Google CEO Sundar Pichai yesterday announced that the company will expand its US footprint into several new states, including Nebraska, Nevada, and Oklahoma.
The company plans to build new offices and data centers across the country, citing more than 10,000 construction jobs in those areas and total investments of more than $13 billion.
In 2018, the company invested $9 billion in facility expansions.
“With this new investment, Google will now have a home in 24 total states, including data centers in 13 communities,” Pichai wrote in a blog post. “2019 marks the second year in a row we’ll be growing faster outside of the Bay Area than in it.”
By expanding to more rural parts of America, Google is attempting to create jobs that feel more accessible to the local communities.
Most of the efforts in middle America are data centers that support the core of Google’s search engine, cloud computing, and YouTube businesses.
However, Google’s engineering, sales, and marketing jobs (some of the company’s best-paying positions) are still mostly located in its coastal offices in the Bay Area, Massachusetts, Los Angeles, and New York. (The latter will see a new $1 billion office on the west side of Manhattan.) It’s also expanding offices in larger cities like Chicago and Austin.
So far, most of Google’s facility development plans in the US have been met with little opposition outside of the Bay Area.
While Google claims that it will double its workforce in Virginia, both New York City and Northern Virginia are also locations Amazon has selected for its secondary headquarters.
Amazon faced heavy backlash to its proposed office location in Queens, New York, however, and it’s reportedly reconsidering the site.

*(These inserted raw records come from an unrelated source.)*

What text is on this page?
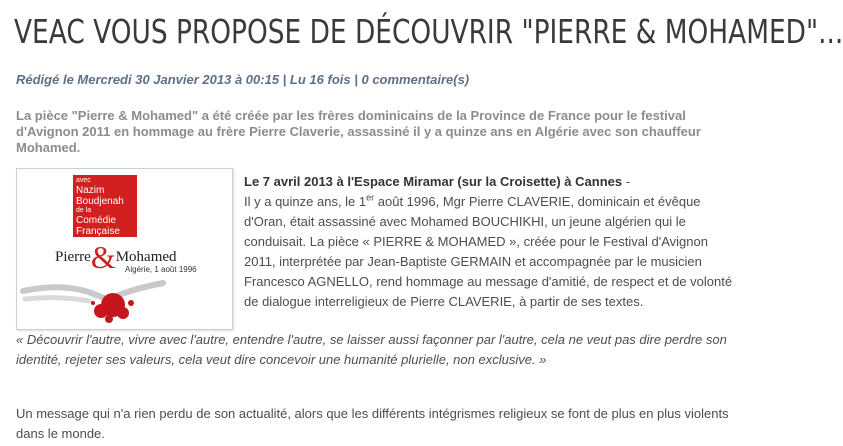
VEAC VOUS PROPOSE DE DÉCOUVRIR "PIERRE & MOHAMED"...
Rédigé le Mercredi 30 Janvier 2013 à 00:15 | Lu 16 fois | 0 commentaire(s)
La pièce "Pierre & Mohamed" a été créée par les frères dominicains de la Province de France pour le festival d'Avignon 2011 en hommage au frère Pierre Claverie, assassiné il y a quinze ans en Algérie avec son chauffeur Mohamed.
avec
Nazim
Boudjenah
de la
Comédie
Française
Pierre&Mohamed
Algérie, 1 août 1996
Le 7 avril 2013 à l'Espace Miramar (sur la Croisette) à Cannes -
Il y a quinze ans, le 1er août 1996, Mgr Pierre CLAVERIE, dominicain et évêque d'Oran, était assassiné avec Mohamed BOUCHIKHI, un jeune algérien qui le conduisait. La pièce « PIERRE & MOHAMED », créée pour le Festival d'Avignon 2011, interprétée par Jean-Baptiste GERMAIN et accompagnée par le musicien Francesco AGNELLO, rend hommage au message d'amitié, de respect et de volonté de dialogue interreligieux de Pierre CLAVERIE, à partir de ses textes.
« Découvrir l'autre, vivre avec l'autre, entendre l'autre, se laisser aussi façonner par l'autre, cela ne veut pas dire perdre son identité, rejeter ses valeurs, cela veut dire concevoir une humanité plurielle, non exclusive. »
Un message qui n'a rien perdu de son actualité, alors que les différents intégrismes religieux se font de plus en plus violents dans le monde.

Pichai did not specify how many jobs will be available at the new data centers in areas it’s never been in before or when the offices are expected to open.
The CEO did thank support from “local partners,” but he did not specify any potential tax incentives. (New York and Virginia offered Amazon up to $2 billion in tax credits and other incentives to build in their states.)
Today’s announcement comes just weeks after Apple touted its own efforts to invest in Stateside jobs and operations. According to the company, it increased its spending with American suppliers by 10 percent between 2017 and 2018.